A high-severity vulnerability in the Caddy web server allows any authenticated user to impersonate administrators by injecting identity headers. CVE-2026-30851 (CVSS 8.1) affects the forward_auth module's copy_headers functionality in versions 2.10.0 through 2.11.1.

The flaw was disclosed on March 7, 2026, and Caddy released version 2.11.2 with a fix the same day. Organizations using Caddy's forward authentication pattern should upgrade immediately—the attack requires only a valid user account and provides a direct path to administrator access.

How the Attack Works

Caddy's forward_auth directive proxies authentication decisions to an upstream auth service. When that service returns HTTP 200 (authenticated), Caddy can copy certain headers from the auth response to the backend request using the copy_headers configuration.

The problem: Caddy's header-set operations only fire when the upstream auth service actually includes the named header in its response. But no delete operation removes the client-supplied request header with the same name.

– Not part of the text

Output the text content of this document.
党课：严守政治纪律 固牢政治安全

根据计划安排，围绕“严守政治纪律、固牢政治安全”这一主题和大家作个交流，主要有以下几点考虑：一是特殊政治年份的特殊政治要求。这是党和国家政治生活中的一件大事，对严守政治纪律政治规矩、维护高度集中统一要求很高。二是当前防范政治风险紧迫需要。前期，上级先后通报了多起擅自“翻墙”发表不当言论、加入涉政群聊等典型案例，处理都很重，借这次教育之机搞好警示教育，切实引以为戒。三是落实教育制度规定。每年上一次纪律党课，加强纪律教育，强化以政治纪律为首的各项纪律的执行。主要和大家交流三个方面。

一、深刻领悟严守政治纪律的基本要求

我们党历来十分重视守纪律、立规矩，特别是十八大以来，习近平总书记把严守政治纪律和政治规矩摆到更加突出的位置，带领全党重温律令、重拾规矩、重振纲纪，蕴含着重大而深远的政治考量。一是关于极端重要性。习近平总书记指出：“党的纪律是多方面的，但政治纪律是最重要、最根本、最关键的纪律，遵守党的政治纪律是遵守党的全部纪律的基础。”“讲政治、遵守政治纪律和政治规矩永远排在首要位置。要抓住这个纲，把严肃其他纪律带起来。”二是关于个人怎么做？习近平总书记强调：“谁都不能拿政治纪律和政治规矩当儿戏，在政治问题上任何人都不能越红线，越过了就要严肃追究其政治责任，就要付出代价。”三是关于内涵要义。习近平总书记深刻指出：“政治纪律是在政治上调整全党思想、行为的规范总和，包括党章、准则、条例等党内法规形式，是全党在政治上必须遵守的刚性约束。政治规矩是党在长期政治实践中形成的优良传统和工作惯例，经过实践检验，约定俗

When an auth service returns 200 OK without including one of the configured copy_headers headers, any client-supplied header with that name passes through unchanged to the backend. An attacker holding any valid authentication token can inject arbitrary values for trusted identity headers.

Say your backend expects an X-User-Role header from the auth service. If the auth service returns 200 without that header, the attacker's forged X-User-Role: admin passes through to the backend unmodified. The backend trusts it because it came from Caddy, which is supposed to enforce authentication.

Attack Requirements

The vulnerability requires:

• A valid user account (any privilege level)
• Knowledge of the header names the backend trusts
• The auth service must sometimes omit the identity headers on successful auth responses

That third condition matters. If the auth service always returns the relevant headers on 200 responses, the conditional set operation will overwrite attacker-supplied values. But many auth service implementations only include headers when relevant—perhaps omitting role headers for basic users, or skipping certain claims based on request context.

This is a regression introduced by PR #6608 in November 2024. Deployments using forward_auth with copy_headers that were secure before that change became vulnerable when they upgraded to 2.10.0 or later.

The Fix

Caddy 2.11.2 addresses the issue by adding an unconditional Delete route for each copied header that runs before the conditional Set. Client-supplied values get stripped first, then the auth service's values (if present) get applied.

Organizations should:

1. Upgrade to 2.11.2 immediately
2. Audit access logs for suspicious header patterns that might indicate exploitation
3. Review auth service behavior to understand when headers are and aren't included

If immediate upgrade isn't possible, consider adding explicit Caddyfile rules to strip sensitive headers from incoming requests before they reach the forward_auth directive. This is a workaround, not a fix—upgrade when feasible.

Web Server Auth Complexity

Authentication forwarding introduces inherent complexity. The web server must correctly handle the interplay between client requests, auth service responses, and backend expectations. Each integration point is a potential security boundary violation.

We've seen similar issues in other reverse proxy configurations. The OpenLIT GitHub Actions vulnerability demonstrated how authentication assumptions can fail across trust boundaries, and authentication bypass patterns in network appliances show this class of vulnerability appearing repeatedly.

The Caddy issue is particularly subtle because the feature appears to work correctly in most cases. The conditional header behavior only creates a vulnerability when auth services behave in specific ways—easy to miss during testing if test accounts always receive all headers.

For security teams evaluating proxy authentication patterns, this incident underscores the importance of defense in depth. Backend services shouldn't blindly trust headers from the reverse proxy. Where possible, implement additional verification at the application layer, even if it seems redundant with proxy-level authentication. The SAP SQL injection vulnerabilities from January showed similar trust boundary issues in enterprise software.